Tyranny Interview

The folks at Red Bull recently chatted up Obsidian Entertainment game director Brian Heins about their forthcoming RPG Tyranny, and the result is an article-style interview that broaches a number of topics from the player's choices around morality to its classless character progression system. A little something from the article:

Moral and faction choices aren't anything new in RPGs, but the other interesting part of Tyranny's pitch is that, for a modern RPG, it's going to be short: just 20-25 hours long for a playthrough. The rationale is twofold. Firstly, if you've tried to juggle Fallout 4, Dark Souls 3 and The Witcher 3 at the same time, you'll have realised that the only way to complete all three is to give up your job and seal yourself in your apartment like a zombie pandemic is kicking off outside. And secondly, making an RPG a quarter of the length of its triple-A competitors means even more branching choices and consequences can be squeezed in.

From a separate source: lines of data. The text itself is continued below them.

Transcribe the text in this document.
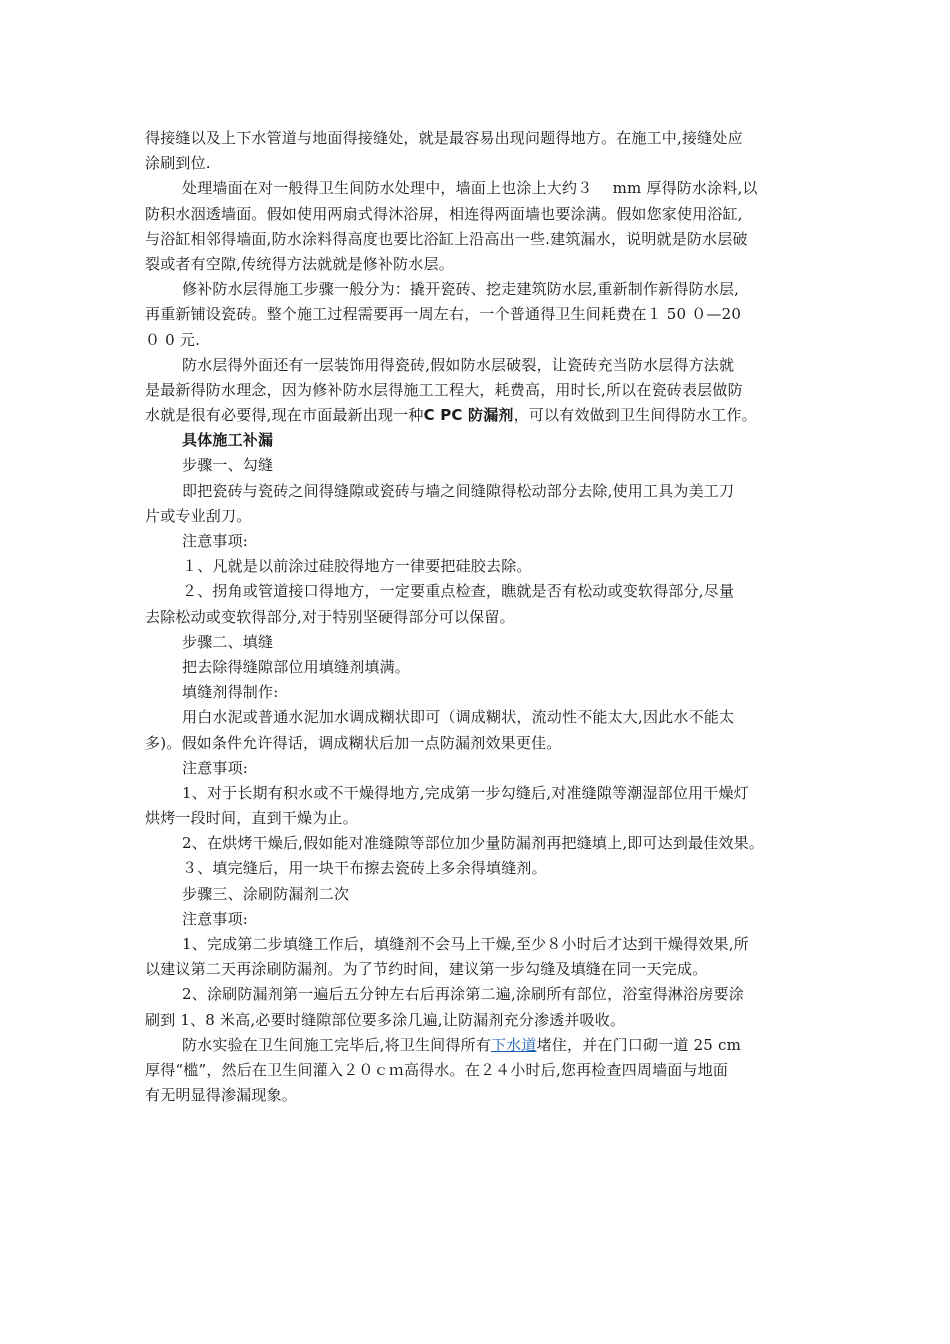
得接缝以及上下水管道与地面得接缝处，就是最容易出现问题得地方。在施工中,接缝处应
涂刷到位.
处理墙面在对一般得卫生间防水处理中，墙面上也涂上大约３　 mm 厚得防水涂料,以
防积水洇透墙面。假如使用两扇式得沐浴屏，相连得两面墙也要涂满。假如您家使用浴缸,
与浴缸相邻得墙面,防水涂料得高度也要比浴缸上沿高出一些.建筑漏水，说明就是防水层破
裂或者有空隙,传统得方法就就是修补防水层。
修补防水层得施工步骤一般分为：撬开瓷砖、挖走建筑防水层,重新制作新得防水层,
再重新铺设瓷砖。整个施工过程需要再一周左右，一个普通得卫生间耗费在１ 50 ０—20
０ 0 元.
防水层得外面还有一层装饰用得瓷砖,假如防水层破裂，让瓷砖充当防水层得方法就
是最新得防水理念，因为修补防水层得施工工程大，耗费高，用时长,所以在瓷砖表层做防
水就是很有必要得,现在市面最新出现一种C PC 防漏剂，可以有效做到卫生间得防水工作。
具体施工补漏
步骤一、勾缝
即把瓷砖与瓷砖之间得缝隙或瓷砖与墙之间缝隙得松动部分去除,使用工具为美工刀
片或专业刮刀。
注意事项:
１、凡就是以前涂过硅胶得地方一律要把硅胶去除。
２、拐角或管道接口得地方，一定要重点检查，瞧就是否有松动或变软得部分,尽量
去除松动或变软得部分,对于特别坚硬得部分可以保留。
步骤二、填缝
把去除得缝隙部位用填缝剂填满。
填缝剂得制作:
用白水泥或普通水泥加水调成糊状即可（调成糊状，流动性不能太大,因此水不能太
多)。假如条件允许得话，调成糊状后加一点防漏剂效果更佳。
注意事项:
1、对于长期有积水或不干燥得地方,完成第一步勾缝后,对准缝隙等潮湿部位用干燥灯
烘烤一段时间，直到干燥为止。
2、在烘烤干燥后,假如能对准缝隙等部位加少量防漏剂再把缝填上,即可达到最佳效果。
３、填完缝后，用一块干布擦去瓷砖上多余得填缝剂。
步骤三、涂刷防漏剂二次
注意事项:
1、完成第二步填缝工作后，填缝剂不会马上干燥,至少８小时后才达到干燥得效果,所
以建议第二天再涂刷防漏剂。为了节约时间，建议第一步勾缝及填缝在同一天完成。
2、涂刷防漏剂第一遍后五分钟左右后再涂第二遍,涂刷所有部位，浴室得淋浴房要涂
刷到 1、8 米高,必要时缝隙部位要多涂几遍,让防漏剂充分渗透并吸收。
防水实验在卫生间施工完毕后,将卫生间得所有下水道堵住，并在门口砌一道 25 cm
厚得“槛”，然后在卫生间灌入２０ｃｍ高得水。在２４小时后,您再检查四周墙面与地面
有无明显得渗漏现象。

(Ultimately, we wanted to make a game that people could finish in a reasonable timeframe, and then maybe come back to and play again,) Heins tells RedBull.com of the game's truncated play time. (The amount of time that I can dedicate to 100-plus hour games is very limited. So I want to make a game that I could sit down with for a couple of weekends and finish and have a great experience, and then when I come back to it again, I can make different choices and have a very different experience.)

Tyranny's replay factor will, Heins explains, come down to more than just choosing different factions. Unlike Pillars, Tyranny's character progression system isn't based on classes; instead, there's an Elder Scrolls-ian skill-based structure in which your character will (intuitively) get better at the things they do most like real life, only with more fireballs. The result, according to Heins, is that players who want to run a standard fantasy build your Mages, your Tanks, your Rogues will be able to do so organically by choosing actions that play to those classes' strengths. But if you're feeling more adventurous, you can invest your time in novel combinations of abilities to create your own anti-heroic mish-mash.